JT Ring appeals from his convictions for operating while intoxicated and
assault on a peace officer.1 Ring maintains the State failed to present substantial
evidence to support his conviction for either of the crimes. In the alternative, he
maintains neither conviction is supported by the weight of the evidence and the
district court should have granted his motion for a new trial.
First, we consider whether Ring preserved his claims regarding the
sufficiency of the evidence; the State urges us to find that he has not.
“To preserve error on a claim of insufficient evidence for appellate review
in a criminal case, the defendant must make a motion for judgment of acquittal at
trial that identifies the specific grounds raised on appeal.” State v. Truesdell, 679
N.W.2d 611, 615 (Iowa 2004). Here, Ring moved for acquittal twice. Following
the close of the State’s evidence, the court asked if there was a record that Ring
would like to make, and his counsel stated, “Yes, your honor. Defense would
move for a motion of acquittal at the close of the State’s evidence.” Similarly,
following the close of all evidence, Ring’s counsel stated, “Your honor, defense
renews their motion of acquittal at close of all evidence.”
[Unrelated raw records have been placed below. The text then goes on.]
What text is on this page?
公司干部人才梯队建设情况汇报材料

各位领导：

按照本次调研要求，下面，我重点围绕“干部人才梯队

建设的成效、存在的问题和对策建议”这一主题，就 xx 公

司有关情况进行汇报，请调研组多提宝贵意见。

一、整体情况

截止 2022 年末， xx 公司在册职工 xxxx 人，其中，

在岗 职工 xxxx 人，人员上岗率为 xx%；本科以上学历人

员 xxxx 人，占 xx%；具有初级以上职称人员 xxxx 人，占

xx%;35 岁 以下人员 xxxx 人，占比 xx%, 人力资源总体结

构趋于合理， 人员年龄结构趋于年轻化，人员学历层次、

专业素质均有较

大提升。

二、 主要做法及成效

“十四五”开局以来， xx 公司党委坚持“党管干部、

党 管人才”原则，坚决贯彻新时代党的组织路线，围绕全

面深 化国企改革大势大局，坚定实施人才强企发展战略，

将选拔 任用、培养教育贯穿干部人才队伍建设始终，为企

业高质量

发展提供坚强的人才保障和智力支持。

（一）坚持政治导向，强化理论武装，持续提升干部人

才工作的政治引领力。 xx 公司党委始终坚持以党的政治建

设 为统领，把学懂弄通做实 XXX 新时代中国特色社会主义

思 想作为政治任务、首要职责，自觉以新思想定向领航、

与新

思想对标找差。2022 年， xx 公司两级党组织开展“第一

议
Because Ring did not challenge the evidence supporting specific
elements—or even the specific charges—his motions for acquittal did not
preserve his claims. See id. (finding the defendant’s claim of insufficient
evidence was not preserved where counsel had “moved for a judgment of
acquittal at the close of the State’s case and again at the close of all the
1
In connection with the same events, Ring entered a guilty plea to driving while his
license was barred. He does not challenge this conviction on appeal.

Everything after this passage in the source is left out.